普遍包絡環(その2)

前回述べた普遍包絡環について、具体的な記述を書きます。

そして、リー代数の表現の代わりに普遍包絡環の表現を考えても同じであることを述べます。


一般に、体 k 上のベクトル空間 V に対して、結合代数 T(V)テンソル代数という)を次のように定義します。

まず、ベクトル空間 T^n(V) := \overbrace{V \otimes \cdots \otimes V}^{n} を定義します。そして、ベクトル空間 T(V) := T^0(V) \oplus T^1(V) \oplus \cdots を定義します(注意:無限直和では v = (v_0, v_1, \cdots) としたとき有限個を除いて v_i = 0)。そして、T(V) に積を vw := v \otimes w で定義すると結合代数となります。

テンソル代数は普遍性によって特徴づけられます。テンソル代数の普遍性とは、次のことです(テンソル積の普遍性から導かれます)。
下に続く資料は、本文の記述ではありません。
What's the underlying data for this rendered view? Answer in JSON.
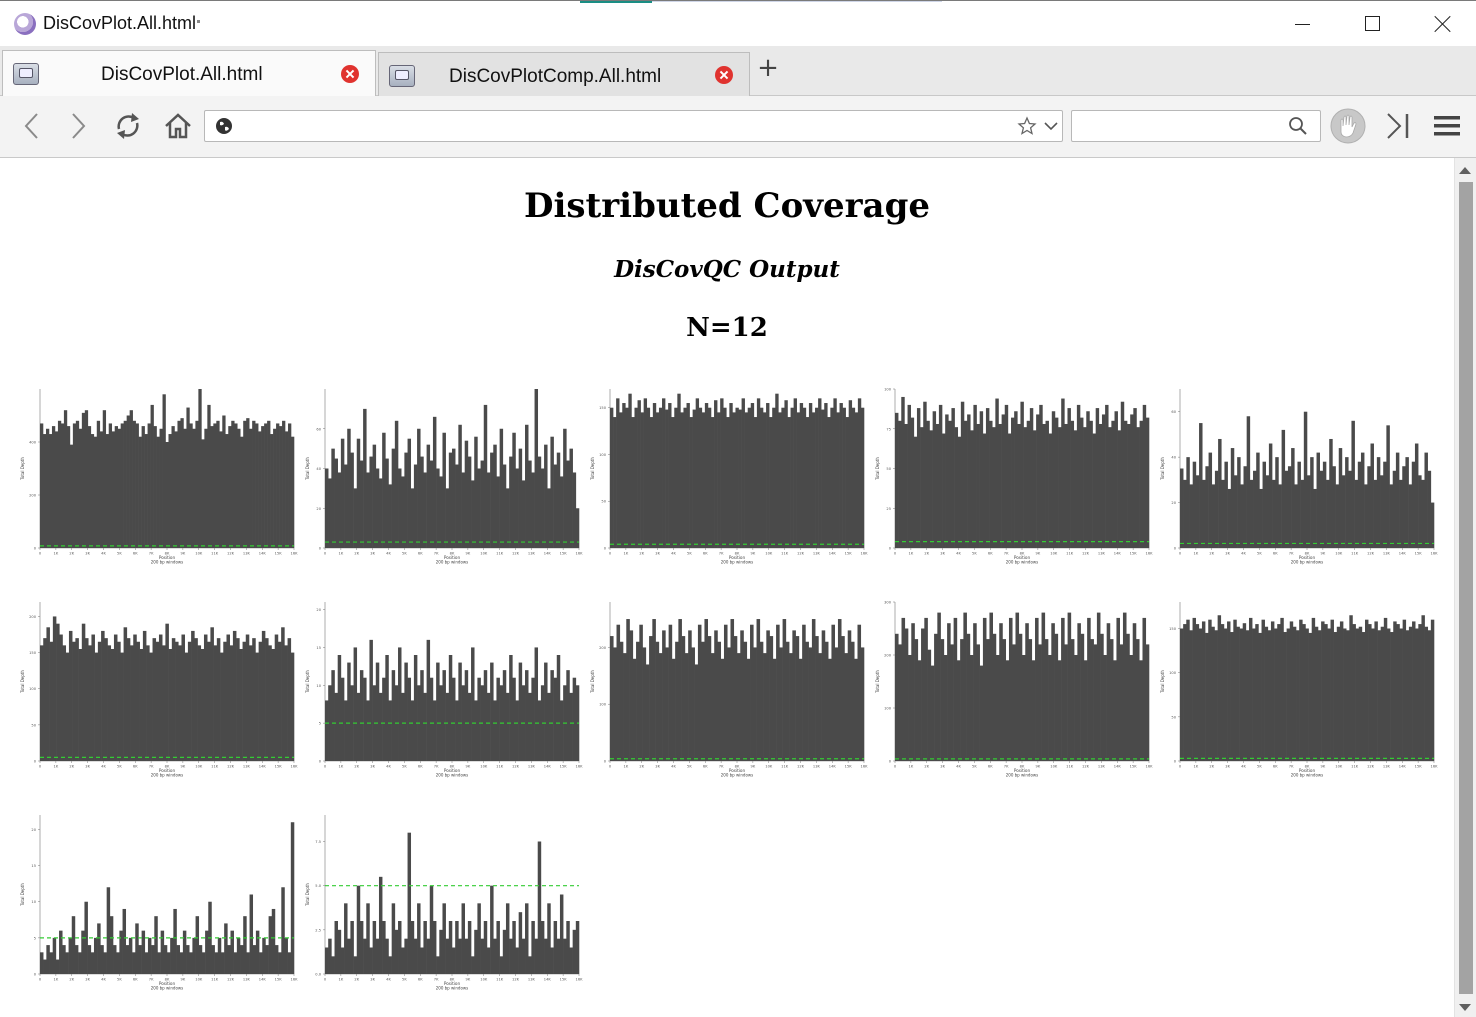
{
  "window": {
    "title": "DisCovPlot.All.html",
    "controls": [
      "minimize",
      "maximize",
      "close"
    ]
  },
  "tabs": [
    {
      "label": "DisCovPlot.All.html",
      "active": true,
      "icon": "page-icon"
    },
    {
      "label": "DisCovPlotComp.All.html",
      "active": false,
      "icon": "page-icon"
    }
  ],
  "toolbar": {
    "buttons": [
      "back-icon",
      "forward-icon",
      "reload-icon",
      "home-icon"
    ],
    "url": {
      "value": "",
      "placeholder": ""
    },
    "search": {
      "value": "",
      "placeholder": ""
    }
  },
  "page": {
    "title": "Distributed Coverage",
    "subtitle": "DisCovQC Output",
    "count_label": "N=12"
  },
  "colors": {
    "bar": "#4a4a4a",
    "mean_line": "#33cc33"
  },
  "chart_data": [
    {
      "type": "bar",
      "y_ticks": [
        "0",
        "200",
        "400"
      ],
      "ylim": [
        0,
        600
      ],
      "mean": 8,
      "x_ticks": [
        "0",
        "1K",
        "2K",
        "3K",
        "4K",
        "5K",
        "6K",
        "7K",
        "8K",
        "9K",
        "10K",
        "11K",
        "12K",
        "13K",
        "14K",
        "15K",
        "16K"
      ],
      "xlabel": "Position",
      "xlabel2": "200 bp windows",
      "ylabel": "Total Depth",
      "values": [
        470,
        430,
        450,
        430,
        460,
        440,
        480,
        470,
        520,
        460,
        390,
        470,
        480,
        450,
        510,
        520,
        460,
        430,
        420,
        480,
        440,
        520,
        430,
        470,
        440,
        460,
        450,
        470,
        480,
        500,
        520,
        480,
        470,
        420,
        460,
        430,
        470,
        540,
        460,
        420,
        450,
        580,
        400,
        430,
        460,
        440,
        480,
        490,
        450,
        530,
        470,
        450,
        480,
        600,
        410,
        450,
        540,
        460,
        470,
        480,
        440,
        500,
        430,
        460,
        480,
        470,
        450,
        420,
        480,
        490,
        450,
        480,
        470,
        440,
        460,
        470,
        480,
        430,
        450,
        470,
        460,
        480,
        440,
        470,
        420
      ]
    },
    {
      "type": "bar",
      "y_ticks": [
        "0",
        "20",
        "40",
        "60"
      ],
      "ylim": [
        0,
        80
      ],
      "mean": 3,
      "x_ticks": [
        "0",
        "1K",
        "2K",
        "3K",
        "4K",
        "5K",
        "6K",
        "7K",
        "8K",
        "9K",
        "10K",
        "11K",
        "12K",
        "13K",
        "14K",
        "15K",
        "16K"
      ],
      "xlabel": "Position",
      "xlabel2": "200 bp windows",
      "ylabel": "Total Depth",
      "values": [
        40,
        35,
        50,
        45,
        38,
        55,
        42,
        60,
        48,
        30,
        55,
        44,
        70,
        38,
        46,
        52,
        40,
        35,
        58,
        45,
        32,
        50,
        64,
        40,
        36,
        48,
        55,
        30,
        42,
        60,
        46,
        38,
        52,
        44,
        66,
        40,
        36,
        58,
        30,
        48,
        50,
        42,
        62,
        38,
        54,
        46,
        34,
        56,
        40,
        44,
        72,
        38,
        48,
        52,
        36,
        60,
        42,
        30,
        46,
        58,
        40,
        50,
        34,
        62,
        44,
        38,
        80,
        46,
        40,
        52,
        30,
        56,
        42,
        48,
        36,
        60,
        44,
        50,
        38,
        20
      ]
    },
    {
      "type": "bar",
      "y_ticks": [
        "0",
        "50",
        "100",
        "150"
      ],
      "ylim": [
        0,
        170
      ],
      "mean": 4,
      "x_ticks": [
        "0",
        "1K",
        "2K",
        "3K",
        "4K",
        "5K",
        "6K",
        "7K",
        "8K",
        "9K",
        "10K",
        "11K",
        "12K",
        "13K",
        "14K",
        "15K",
        "16K"
      ],
      "xlabel": "Position",
      "xlabel2": "200 bp windows",
      "ylabel": "Total Depth",
      "values": [
        150,
        140,
        160,
        145,
        155,
        150,
        165,
        140,
        150,
        158,
        145,
        160,
        150,
        140,
        155,
        145,
        150,
        160,
        148,
        155,
        140,
        150,
        165,
        145,
        150,
        155,
        140,
        148,
        160,
        150,
        145,
        155,
        150,
        140,
        158,
        145,
        160,
        150,
        140,
        155,
        145,
        150,
        148,
        160,
        145,
        150,
        155,
        140,
        160,
        150,
        145,
        155,
        140,
        150,
        165,
        145,
        150,
        158,
        140,
        150,
        160,
        145,
        155,
        150,
        140,
        155,
        145,
        150,
        160,
        148,
        155,
        140,
        150,
        160,
        145,
        155,
        150,
        140,
        158,
        150,
        145,
        160,
        150
      ]
    },
    {
      "type": "bar",
      "y_ticks": [
        "0",
        "25",
        "50",
        "75",
        "100"
      ],
      "ylim": [
        0,
        100
      ],
      "mean": 4,
      "x_ticks": [
        "0",
        "1K",
        "2K",
        "3K",
        "4K",
        "5K",
        "6K",
        "7K",
        "8K",
        "9K",
        "10K",
        "11K",
        "12K",
        "13K",
        "14K",
        "15K",
        "16K"
      ],
      "xlabel": "Position",
      "xlabel2": "200 bp windows",
      "ylabel": "Total Depth",
      "values": [
        85,
        80,
        95,
        78,
        90,
        82,
        70,
        88,
        76,
        92,
        80,
        74,
        86,
        78,
        90,
        72,
        84,
        80,
        88,
        76,
        70,
        92,
        80,
        84,
        74,
        90,
        78,
        86,
        72,
        88,
        80,
        76,
        94,
        78,
        84,
        90,
        72,
        82,
        86,
        78,
        92,
        76,
        80,
        88,
        74,
        84,
        90,
        78,
        80,
        72,
        86,
        82,
        76,
        94,
        78,
        88,
        80,
        74,
        90,
        82,
        76,
        86,
        80,
        72,
        88,
        78,
        84,
        90,
        76,
        80,
        86,
        74,
        92,
        80,
        78,
        84,
        88,
        76,
        80,
        90,
        82
      ]
    },
    {
      "type": "bar",
      "y_ticks": [
        "0",
        "20",
        "40",
        "60"
      ],
      "ylim": [
        0,
        70
      ],
      "mean": 2,
      "x_ticks": [
        "0",
        "1K",
        "2K",
        "3K",
        "4K",
        "5K",
        "6K",
        "7K",
        "8K",
        "9K",
        "10K",
        "11K",
        "12K",
        "13K",
        "14K",
        "15K",
        "16K"
      ],
      "xlabel": "Position",
      "xlabel2": "200 bp windows",
      "ylabel": "Total Depth",
      "values": [
        35,
        30,
        40,
        28,
        38,
        32,
        55,
        30,
        36,
        42,
        28,
        34,
        48,
        30,
        38,
        26,
        44,
        32,
        40,
        28,
        36,
        58,
        30,
        34,
        42,
        26,
        38,
        32,
        46,
        30,
        40,
        28,
        52,
        34,
        36,
        44,
        28,
        38,
        30,
        60,
        32,
        40,
        26,
        42,
        34,
        38,
        30,
        48,
        36,
        28,
        44,
        32,
        40,
        34,
        56,
        30,
        38,
        42,
        28,
        36,
        46,
        30,
        40,
        32,
        38,
        54,
        28,
        34,
        42,
        30,
        36,
        40,
        28,
        38,
        46,
        32,
        30,
        42,
        34,
        20
      ]
    },
    {
      "type": "bar",
      "y_ticks": [
        "0",
        "50",
        "100",
        "150",
        "200"
      ],
      "ylim": [
        0,
        220
      ],
      "mean": 5,
      "x_ticks": [
        "0",
        "1K",
        "2K",
        "3K",
        "4K",
        "5K",
        "6K",
        "7K",
        "8K",
        "9K",
        "10K",
        "11K",
        "12K",
        "13K",
        "14K",
        "15K",
        "16K"
      ],
      "xlabel": "Position",
      "xlabel2": "200 bp windows",
      "ylabel": "Total Depth",
      "values": [
        160,
        170,
        185,
        165,
        200,
        190,
        175,
        160,
        150,
        180,
        165,
        170,
        155,
        190,
        170,
        160,
        175,
        150,
        165,
        180,
        170,
        160,
        155,
        175,
        165,
        150,
        185,
        170,
        160,
        175,
        165,
        155,
        180,
        160,
        150,
        170,
        165,
        175,
        160,
        190,
        155,
        170,
        165,
        160,
        175,
        150,
        165,
        180,
        170,
        160,
        155,
        175,
        165,
        185,
        160,
        170,
        150,
        165,
        175,
        160,
        180,
        170,
        155,
        165,
        175,
        160,
        170,
        150,
        165,
        180,
        170,
        160,
        155,
        175,
        165,
        185,
        160,
        170,
        150
      ]
    },
    {
      "type": "bar",
      "y_ticks": [
        "0",
        "5",
        "10",
        "15",
        "20"
      ],
      "ylim": [
        0,
        21
      ],
      "mean": 5,
      "x_ticks": [
        "0",
        "1K",
        "2K",
        "3K",
        "4K",
        "5K",
        "6K",
        "7K",
        "8K",
        "9K",
        "10K",
        "11K",
        "12K",
        "13K",
        "14K",
        "15K",
        "16K"
      ],
      "xlabel": "Position",
      "xlabel2": "200 bp windows",
      "ylabel": "Total Depth",
      "values": [
        8,
        10,
        12,
        9,
        14,
        11,
        8,
        13,
        10,
        15,
        9,
        12,
        11,
        8,
        16,
        10,
        13,
        9,
        11,
        14,
        8,
        12,
        10,
        15,
        9,
        13,
        11,
        8,
        14,
        10,
        12,
        9,
        16,
        11,
        8,
        13,
        10,
        12,
        9,
        14,
        11,
        8,
        13,
        10,
        12,
        9,
        15,
        8,
        11,
        10,
        12,
        9,
        13,
        8,
        11,
        10,
        12,
        9,
        14,
        11,
        8,
        13,
        10,
        12,
        9,
        11,
        15,
        8,
        10,
        13,
        9,
        12,
        11,
        14,
        8,
        10,
        12,
        9,
        11,
        10
      ]
    },
    {
      "type": "bar",
      "y_ticks": [
        "0",
        "100",
        "200"
      ],
      "ylim": [
        0,
        280
      ],
      "mean": 4,
      "x_ticks": [
        "0",
        "1K",
        "2K",
        "3K",
        "4K",
        "5K",
        "6K",
        "7K",
        "8K",
        "9K",
        "10K",
        "11K",
        "12K",
        "13K",
        "14K",
        "15K",
        "16K"
      ],
      "xlabel": "Position",
      "xlabel2": "200 bp windows",
      "ylabel": "Total Depth",
      "values": [
        220,
        200,
        240,
        210,
        190,
        250,
        230,
        180,
        210,
        240,
        200,
        170,
        220,
        250,
        210,
        190,
        230,
        200,
        240,
        180,
        210,
        250,
        220,
        190,
        230,
        200,
        170,
        240,
        210,
        250,
        220,
        190,
        230,
        210,
        180,
        240,
        200,
        250,
        220,
        190,
        230,
        210,
        180,
        240,
        200,
        250,
        210,
        190,
        230,
        220,
        180,
        240,
        200,
        250,
        210,
        190,
        230,
        220,
        180,
        240,
        210,
        200,
        250,
        220,
        190,
        230,
        210,
        180,
        240,
        200,
        250,
        220,
        190,
        230,
        210,
        180,
        240,
        200
      ]
    },
    {
      "type": "bar",
      "y_ticks": [
        "0",
        "100",
        "200",
        "300"
      ],
      "ylim": [
        0,
        300
      ],
      "mean": 4,
      "x_ticks": [
        "0",
        "1K",
        "2K",
        "3K",
        "4K",
        "5K",
        "6K",
        "7K",
        "8K",
        "9K",
        "10K",
        "11K",
        "12K",
        "13K",
        "14K",
        "15K",
        "16K"
      ],
      "xlabel": "Position",
      "xlabel2": "200 bp windows",
      "ylabel": "Total Depth",
      "values": [
        240,
        220,
        270,
        250,
        200,
        260,
        230,
        190,
        250,
        270,
        210,
        180,
        240,
        280,
        230,
        200,
        260,
        220,
        270,
        190,
        230,
        280,
        240,
        200,
        260,
        220,
        180,
        270,
        230,
        280,
        240,
        200,
        260,
        230,
        190,
        270,
        220,
        280,
        240,
        200,
        260,
        230,
        190,
        270,
        220,
        280,
        230,
        200,
        260,
        240,
        190,
        270,
        220,
        280,
        230,
        200,
        260,
        240,
        190,
        270,
        230,
        220,
        280,
        240,
        200,
        260,
        230,
        190,
        270,
        220,
        280,
        240,
        200,
        260,
        230,
        190,
        270,
        220
      ]
    },
    {
      "type": "bar",
      "y_ticks": [
        "0",
        "50",
        "100",
        "150"
      ],
      "ylim": [
        0,
        180
      ],
      "mean": 3,
      "x_ticks": [
        "0",
        "1K",
        "2K",
        "3K",
        "4K",
        "5K",
        "6K",
        "7K",
        "8K",
        "9K",
        "10K",
        "11K",
        "12K",
        "13K",
        "14K",
        "15K",
        "16K"
      ],
      "xlabel": "Position",
      "xlabel2": "200 bp windows",
      "ylabel": "Total Depth",
      "values": [
        150,
        155,
        160,
        148,
        162,
        155,
        150,
        158,
        145,
        160,
        152,
        148,
        165,
        155,
        150,
        158,
        146,
        160,
        152,
        150,
        156,
        148,
        162,
        150,
        155,
        145,
        160,
        152,
        148,
        158,
        150,
        155,
        162,
        146,
        150,
        158,
        152,
        148,
        160,
        155,
        150,
        145,
        162,
        152,
        148,
        158,
        155,
        150,
        160,
        146,
        152,
        158,
        150,
        148,
        165,
        155,
        150,
        152,
        146,
        160,
        155,
        150,
        158,
        148,
        152,
        162,
        150,
        146,
        158,
        155,
        150,
        160,
        148,
        152,
        158,
        150,
        155,
        165,
        152,
        148,
        160
      ]
    },
    {
      "type": "bar",
      "y_ticks": [
        "0",
        "5",
        "10",
        "15",
        "20"
      ],
      "ylim": [
        0,
        22
      ],
      "mean": 5,
      "x_ticks": [
        "0",
        "1K",
        "2K",
        "3K",
        "4K",
        "5K",
        "6K",
        "7K",
        "8K",
        "9K",
        "10K",
        "11K",
        "12K",
        "13K",
        "14K",
        "15K",
        "16K"
      ],
      "xlabel": "Position",
      "xlabel2": "200 bp windows",
      "ylabel": "Total Depth",
      "values": [
        3,
        2,
        4,
        3,
        5,
        2,
        6,
        4,
        3,
        5,
        8,
        4,
        3,
        6,
        10,
        4,
        3,
        5,
        7,
        4,
        3,
        12,
        8,
        4,
        3,
        6,
        9,
        4,
        5,
        3,
        7,
        4,
        6,
        3,
        5,
        4,
        8,
        3,
        6,
        4,
        3,
        5,
        9,
        4,
        3,
        6,
        4,
        3,
        5,
        8,
        4,
        3,
        6,
        10,
        4,
        3,
        5,
        3,
        7,
        4,
        6,
        3,
        5,
        4,
        8,
        3,
        11,
        4,
        6,
        3,
        5,
        4,
        8,
        9,
        4,
        3,
        12,
        5,
        3,
        21
      ]
    },
    {
      "type": "bar",
      "y_ticks": [
        "0.0",
        "2.5",
        "5.0",
        "7.5"
      ],
      "ylim": [
        0,
        9
      ],
      "mean": 5,
      "x_ticks": [
        "0",
        "1K",
        "2K",
        "3K",
        "4K",
        "5K",
        "6K",
        "7K",
        "8K",
        "9K",
        "10K",
        "11K",
        "12K",
        "13K",
        "14K",
        "15K",
        "16K"
      ],
      "xlabel": "Position",
      "xlabel2": "200 bp windows",
      "ylabel": "Total Depth",
      "values": [
        1.5,
        2,
        1,
        3,
        2.5,
        1.5,
        4,
        2,
        3,
        1,
        5,
        3,
        2,
        4,
        1.5,
        3,
        2,
        5.5,
        3,
        2,
        1,
        4,
        2.5,
        3,
        1.5,
        2,
        8,
        3,
        2,
        4,
        1.5,
        3,
        2,
        5,
        3,
        1,
        2.5,
        4,
        2,
        3,
        1.5,
        3,
        2,
        4,
        2,
        3,
        1,
        2.5,
        4,
        2,
        3,
        1.5,
        5,
        2,
        3,
        1,
        2.5,
        4,
        2,
        3,
        1.5,
        3.5,
        2,
        4,
        1,
        3,
        2,
        7.5,
        3,
        2,
        4,
        1.5,
        3,
        2,
        4.5,
        2,
        3,
        1.5,
        2.5,
        3
      ]
    }
  ]
}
Ak 上の結合代数、\phi : V \to A線型写像とします。また、\iota : V \to T(V) を包含写像とします。このとき、凖同型 \psi : T(V) \to A\psi \cdot \iota = \phi となるものが一意に存在します。

さて、普遍包絡環は次で定義されるものです(普遍性によって定義します)。

\mathcal{G}k 上のリー代数とします。k 上の結合代数 U線型写像 i : \mathcal{G} \to U の組 (U,i) で次を満たすものを、\mathcal{G} の普遍包絡環といいます。

  • (U1) i([x,y]) = i(x)i(y) - i(y)i(x)
  • (U2) Ak 上の結合代数、j : \mathcal{G} \to A を (U1) を満たす線型写像とすると、凖同型 \phi\phi \cdot i = j となるものが一意に存在します。

普遍包絡環は一意に存在します。具体的には、次のようになります。

テンソル代数 T(\mathcal{G}) を考え、x \otimes y - y \otimes x - [x,y] で生成されるイデアルJ とします。U(\mathcal{G}) := T(\mathcal{G}) / J と定義します。また、\pi : T(\mathcal{G}) \to U(\mathcal{G}) を標準的な射影としたとき、i := \pi \cdot \iota と定義します。このとき、組 (U(\mathcal{G}), i) が普遍包絡環となります。

実際に普遍性を満たしていることは、テンソル代数の普遍性から導かれます。

普遍包絡環を持ち出したのは、リー代数の表現をもう少し楽に扱いたいためでした。そのためにはもちろん、リー代数の表現が普遍包絡環の表現に持っていけなければ意味がありません。

それは、普遍性によって保証されます。つまり、表現 \rho : \mathcal{G} \to \text{End}(V) が与えられたとき、\rho' : U(\mathcal{G}) \to \text{End}(V) が一意に引き起こされます。以後、誤解の恐れがない限り、\rho' を単に \rho と書きます。